Chris’s Dynamic Compressor
It will be interesting to see if Chris Compressor makes it past ACX Human Quality Control. ACX wants a specific number of seconds of buffer and gap, room tone, etc, etc in your readings. Chris may not like that.
You are warned that Chris requires Some Sound in the first few seconds of processed performance. When I use it, I leave some unedited trash at the top to give Chris something to chew on, and then go back in later and cut it off…but I’m not reading for AudioBooks. ACX may not like Control-L (Make Silence) because that leaves blackness-of-space, dead silence, non room-tone at the beginning.
Chris can simulate broadcast compressors very well which is what Chris said when he wrote it. He wanted to listen to opera in the car—everything between tutti orchestra and one violin in the south forty.

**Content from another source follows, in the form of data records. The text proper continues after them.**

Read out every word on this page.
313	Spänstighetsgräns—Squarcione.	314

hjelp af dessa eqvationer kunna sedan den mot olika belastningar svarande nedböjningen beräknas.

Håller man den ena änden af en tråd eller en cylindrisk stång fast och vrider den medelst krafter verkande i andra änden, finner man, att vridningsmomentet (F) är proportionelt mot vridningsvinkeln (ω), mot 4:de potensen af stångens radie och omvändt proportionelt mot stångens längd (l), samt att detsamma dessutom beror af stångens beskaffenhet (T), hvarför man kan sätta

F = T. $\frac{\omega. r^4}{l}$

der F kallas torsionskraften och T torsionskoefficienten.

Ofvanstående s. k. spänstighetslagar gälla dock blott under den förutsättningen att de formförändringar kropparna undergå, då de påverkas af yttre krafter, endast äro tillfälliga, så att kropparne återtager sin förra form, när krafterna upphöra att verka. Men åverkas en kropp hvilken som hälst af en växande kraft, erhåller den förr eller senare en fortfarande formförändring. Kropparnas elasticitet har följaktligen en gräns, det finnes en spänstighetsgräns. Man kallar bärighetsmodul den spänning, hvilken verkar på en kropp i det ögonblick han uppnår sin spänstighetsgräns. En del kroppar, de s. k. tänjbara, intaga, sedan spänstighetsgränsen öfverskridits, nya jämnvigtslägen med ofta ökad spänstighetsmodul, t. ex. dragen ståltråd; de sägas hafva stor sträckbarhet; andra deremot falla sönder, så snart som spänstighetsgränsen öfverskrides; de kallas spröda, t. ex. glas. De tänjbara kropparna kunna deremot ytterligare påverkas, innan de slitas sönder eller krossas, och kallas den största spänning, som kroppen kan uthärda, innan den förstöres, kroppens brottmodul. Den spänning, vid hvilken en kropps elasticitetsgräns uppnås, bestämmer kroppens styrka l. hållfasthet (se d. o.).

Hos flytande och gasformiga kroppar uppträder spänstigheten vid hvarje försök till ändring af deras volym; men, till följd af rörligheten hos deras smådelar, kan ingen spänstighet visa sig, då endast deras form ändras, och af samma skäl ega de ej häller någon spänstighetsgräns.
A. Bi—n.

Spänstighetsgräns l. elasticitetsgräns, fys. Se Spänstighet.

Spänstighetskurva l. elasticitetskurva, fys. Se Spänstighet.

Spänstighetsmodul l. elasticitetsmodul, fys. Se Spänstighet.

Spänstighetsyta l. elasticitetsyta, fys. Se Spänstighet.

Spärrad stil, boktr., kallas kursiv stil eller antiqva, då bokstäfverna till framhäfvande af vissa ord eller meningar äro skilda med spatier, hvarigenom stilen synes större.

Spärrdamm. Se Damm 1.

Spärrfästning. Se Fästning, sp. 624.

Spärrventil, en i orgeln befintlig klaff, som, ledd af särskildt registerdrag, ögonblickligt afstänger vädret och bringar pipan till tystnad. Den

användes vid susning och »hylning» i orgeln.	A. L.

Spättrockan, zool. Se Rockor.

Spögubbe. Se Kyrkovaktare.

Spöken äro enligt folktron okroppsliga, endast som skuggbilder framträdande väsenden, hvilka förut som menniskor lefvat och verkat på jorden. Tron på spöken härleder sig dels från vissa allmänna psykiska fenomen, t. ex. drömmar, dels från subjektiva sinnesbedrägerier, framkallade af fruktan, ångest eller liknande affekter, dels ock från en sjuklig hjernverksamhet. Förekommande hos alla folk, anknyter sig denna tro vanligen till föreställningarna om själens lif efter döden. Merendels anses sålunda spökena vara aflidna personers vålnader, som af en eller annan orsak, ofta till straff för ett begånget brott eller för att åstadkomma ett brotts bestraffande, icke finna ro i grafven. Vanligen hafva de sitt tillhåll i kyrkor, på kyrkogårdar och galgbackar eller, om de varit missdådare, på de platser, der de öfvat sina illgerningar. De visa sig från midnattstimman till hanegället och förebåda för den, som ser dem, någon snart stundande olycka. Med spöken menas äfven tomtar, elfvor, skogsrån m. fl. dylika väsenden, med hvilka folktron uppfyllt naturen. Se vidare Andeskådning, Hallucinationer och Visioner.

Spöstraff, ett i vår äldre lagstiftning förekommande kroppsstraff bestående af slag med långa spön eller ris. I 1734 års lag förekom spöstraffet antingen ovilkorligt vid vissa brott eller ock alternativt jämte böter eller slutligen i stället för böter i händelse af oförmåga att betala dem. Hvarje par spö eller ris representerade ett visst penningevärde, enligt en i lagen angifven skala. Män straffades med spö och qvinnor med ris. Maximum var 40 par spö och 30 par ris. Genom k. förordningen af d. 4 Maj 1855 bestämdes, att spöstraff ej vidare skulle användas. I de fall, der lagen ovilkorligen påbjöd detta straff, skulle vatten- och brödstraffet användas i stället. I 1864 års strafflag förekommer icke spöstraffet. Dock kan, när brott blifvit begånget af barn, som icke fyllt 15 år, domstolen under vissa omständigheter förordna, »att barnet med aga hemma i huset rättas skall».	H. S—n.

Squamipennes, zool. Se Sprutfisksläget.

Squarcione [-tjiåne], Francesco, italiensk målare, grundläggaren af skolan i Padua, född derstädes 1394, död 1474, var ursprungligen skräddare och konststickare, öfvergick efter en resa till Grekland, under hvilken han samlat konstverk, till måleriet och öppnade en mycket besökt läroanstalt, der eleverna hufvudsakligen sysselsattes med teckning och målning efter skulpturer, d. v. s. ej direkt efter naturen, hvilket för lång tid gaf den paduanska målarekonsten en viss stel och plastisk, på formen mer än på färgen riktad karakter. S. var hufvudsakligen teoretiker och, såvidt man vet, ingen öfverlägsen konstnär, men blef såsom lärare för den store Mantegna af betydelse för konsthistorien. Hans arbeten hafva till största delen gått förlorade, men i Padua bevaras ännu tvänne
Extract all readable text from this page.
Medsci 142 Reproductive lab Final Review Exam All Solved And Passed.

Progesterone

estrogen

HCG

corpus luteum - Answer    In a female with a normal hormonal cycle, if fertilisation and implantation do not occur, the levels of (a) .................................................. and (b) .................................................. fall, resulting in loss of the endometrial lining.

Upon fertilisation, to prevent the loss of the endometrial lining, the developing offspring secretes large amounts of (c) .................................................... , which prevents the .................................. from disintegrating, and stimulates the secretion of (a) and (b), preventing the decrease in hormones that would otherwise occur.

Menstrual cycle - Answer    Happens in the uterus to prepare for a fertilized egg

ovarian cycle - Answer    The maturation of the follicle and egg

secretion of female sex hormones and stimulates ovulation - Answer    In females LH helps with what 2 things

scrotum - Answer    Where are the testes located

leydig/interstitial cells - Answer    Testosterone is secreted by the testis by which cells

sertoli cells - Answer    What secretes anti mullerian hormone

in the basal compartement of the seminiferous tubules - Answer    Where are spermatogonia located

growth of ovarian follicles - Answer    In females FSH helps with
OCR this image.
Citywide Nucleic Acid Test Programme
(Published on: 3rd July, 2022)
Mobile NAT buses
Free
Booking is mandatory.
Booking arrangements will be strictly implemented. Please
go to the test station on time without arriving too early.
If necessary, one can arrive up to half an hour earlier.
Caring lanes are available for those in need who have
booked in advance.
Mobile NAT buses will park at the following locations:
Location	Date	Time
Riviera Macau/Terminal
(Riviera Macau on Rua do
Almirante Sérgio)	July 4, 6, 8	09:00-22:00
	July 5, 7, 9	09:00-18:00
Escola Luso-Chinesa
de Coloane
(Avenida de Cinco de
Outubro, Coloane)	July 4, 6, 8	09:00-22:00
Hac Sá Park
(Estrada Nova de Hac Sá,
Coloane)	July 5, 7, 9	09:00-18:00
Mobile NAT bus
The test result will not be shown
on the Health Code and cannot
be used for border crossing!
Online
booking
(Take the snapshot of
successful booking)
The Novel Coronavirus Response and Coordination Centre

I use it to compress a “wild” podcast so I can listen during a hike without the loud voices blowing my ears off.
Chris was never popular for AudioBook mastering because sometimes you can hear it working and ACX hates that.
Wonder if they’ll get peeved if I upload two samples, one compressed and normalized via Audacity and one via Chris’s. The turnaround on the quality-control is crazy-making long. I get that they’re busy, but I don’t want to go reading the whole book if they’re going to have issues.